A Domain Feature Ensemble with AdaLN Conditioned ViT for Weak Lensing Inference
Abstract
Weak lensing convergence maps provide key information for estimating cosmological parameters Ωm and S8, but their low signal-to-noise ratio and rich non-Gaussian structure present significant modeling challenges. To address these issues, we propose a Vision Transformer (ViT) architecture conditioned on handcrafted domain features from cosmology through Adaptive Layer Normalization (AdaLN), and an ensemble selected via greedy search over heterogeneous feature sets and network variants to achieve accurate and robust inference of Ωm and S8 from weak lensing convergence maps.
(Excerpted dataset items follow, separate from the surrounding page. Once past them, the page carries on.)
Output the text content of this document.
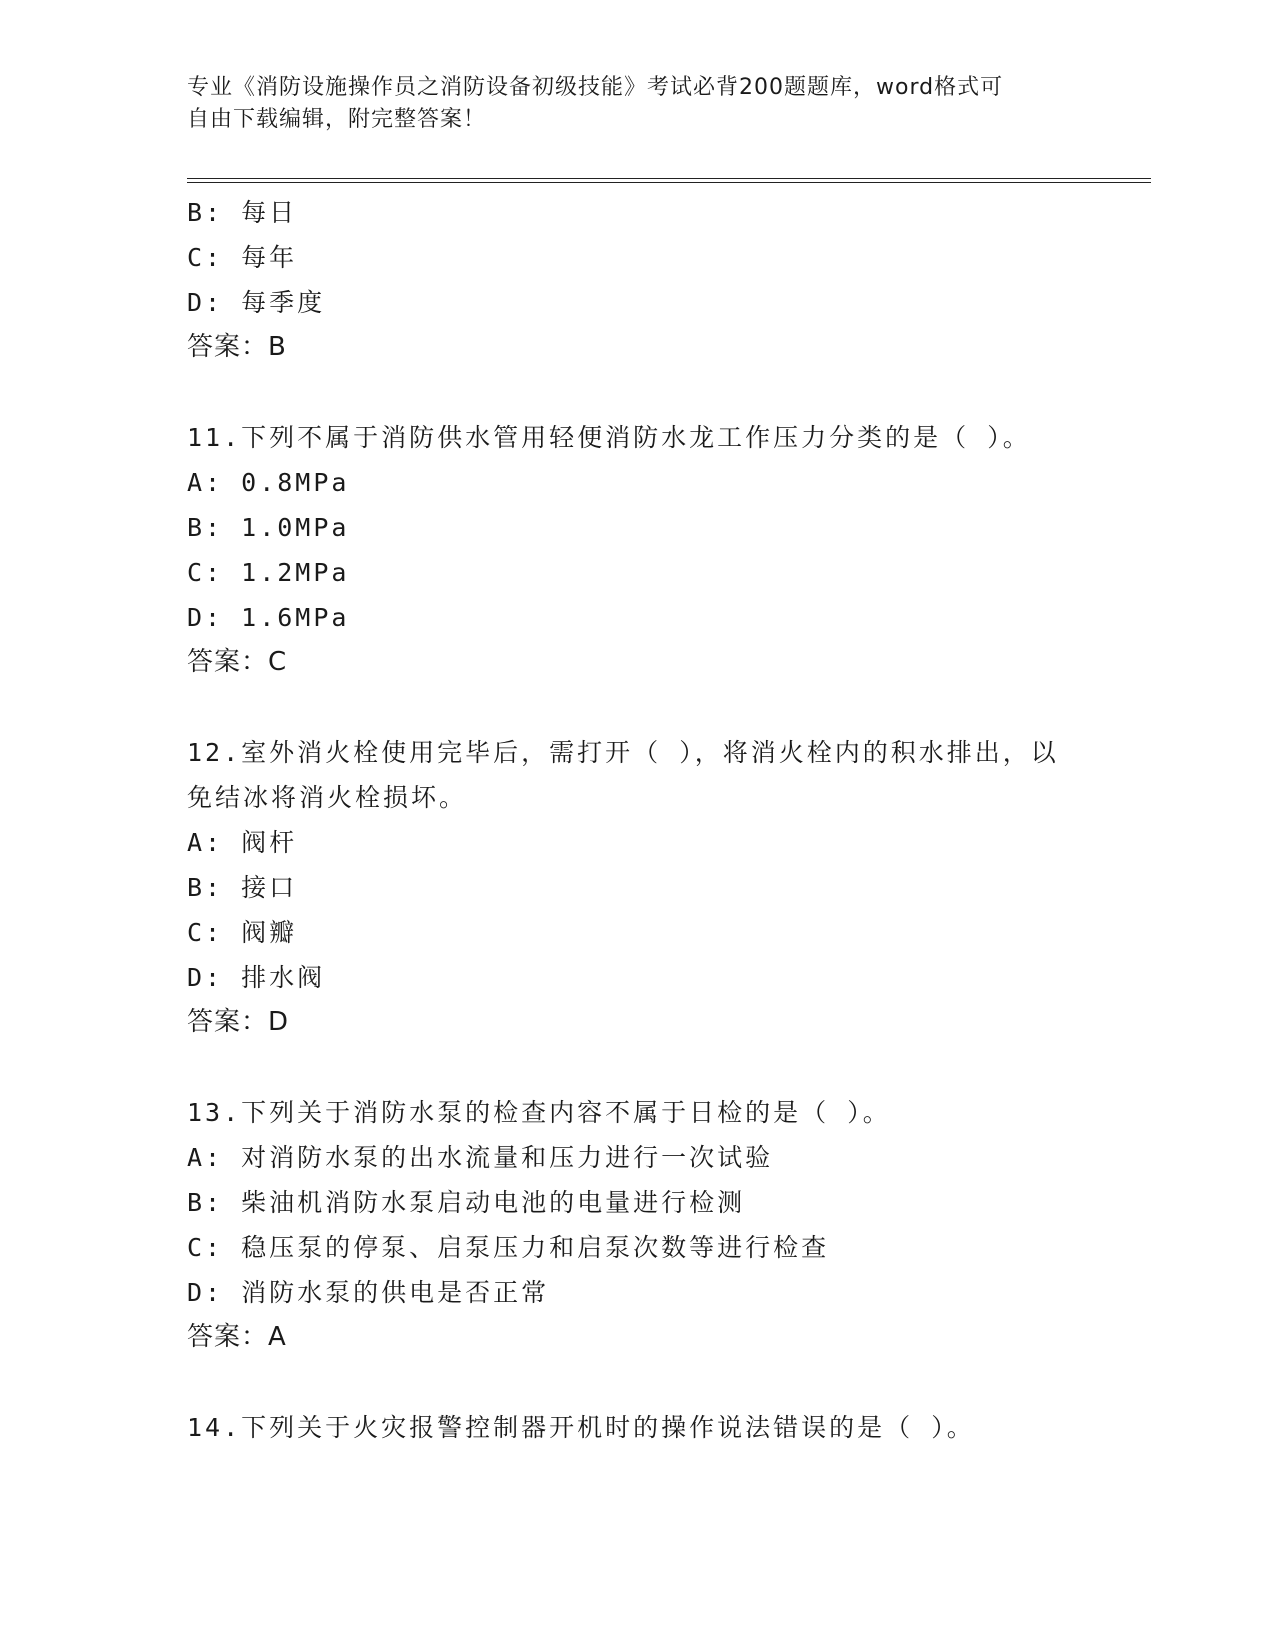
专业《消防设施操作员之消防设备初级技能》考试必背200题题库，word格式可
自由下载编辑，附完整答案！
B: 每日
C: 每年
D: 每季度
答案：B
11.下列不属于消防供水管用轻便消防水龙工作压力分类的是（ ）。
A: 0.8MPa
B: 1.0MPa
C: 1.2MPa
D: 1.6MPa
答案：C
12.室外消火栓使用完毕后，需打开（ ），将消火栓内的积水排出，以免结冰将消火栓损坏。
A: 阀杆
B: 接口
C: 阀瓣
D: 排水阀
答案：D
13.下列关于消防水泵的检查内容不属于日检的是（ ）。
A: 对消防水泵的出水流量和压力进行一次试验
B: 柴油机消防水泵启动电池的电量进行检测
C: 稳压泵的停泵、启泵压力和启泵次数等进行检查
D: 消防水泵的供电是否正常
答案：A
14.下列关于火灾报警控制器开机时的操作说法错误的是（ ）。
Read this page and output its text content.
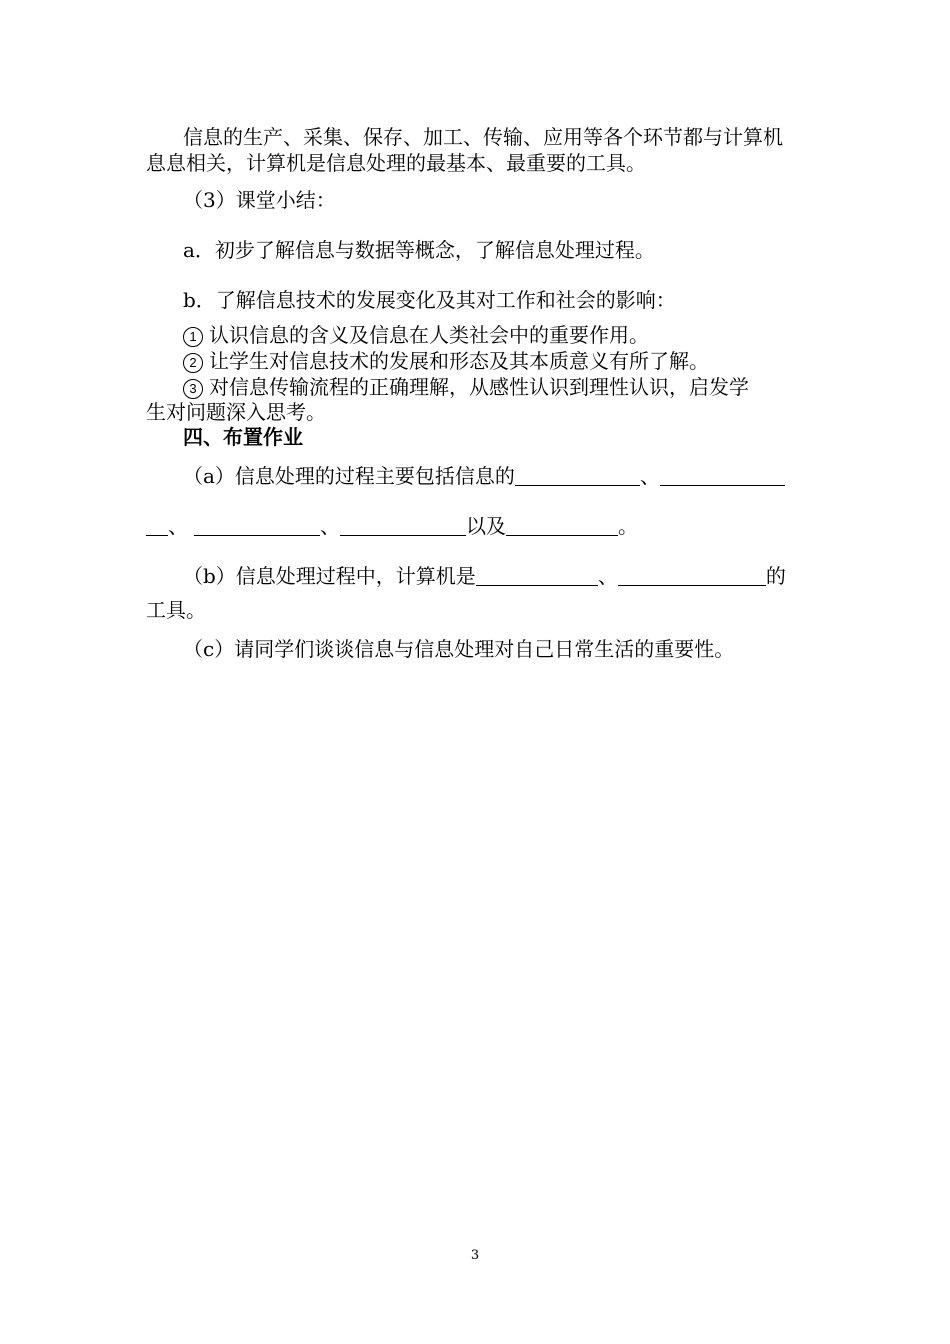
信息的生产、采集、保存、加工、传输、应用等各个环节都与计算机
息息相关，计算机是信息处理的最基本、最重要的工具。
（3）课堂小结：
a．初步了解信息与数据等概念，了解信息处理过程。
b．了解信息技术的发展变化及其对工作和社会的影响：
1 认识信息的含义及信息在人类社会中的重要作用。
2 让学生对信息技术的发展和形态及其本质意义有所了解。
3 对信息传输流程的正确理解，从感性认识到理性认识，启发学
生对问题深入思考。
四、布置作业
（a）信息处理的过程主要包括信息的	、
、	、	以及	。
（b）信息处理过程中，计算机是	、	的
工具。
（c）请同学们谈谈信息与信息处理对自己日常生活的重要性。
3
The handcrafted domain features, including power spectrum, peak counts, Minkowski functionals and etc., capture physically interpretable Gaussian and non-Gaussian characteristics of the convergence field. The ViT leverages these features as physics priors via AdaLN to adaptively modulate its hidden representations. To improve robustness and uncertainty estimation, we train a diverse set of model variants using different feature subsets and architectural choices, and construct a final ensemble through greedy selection based on validation performance. Our approach highlights the effectiveness and robustness of combining domain knowledge, deep architectures, and ensemble modeling for weak lensing cosmology.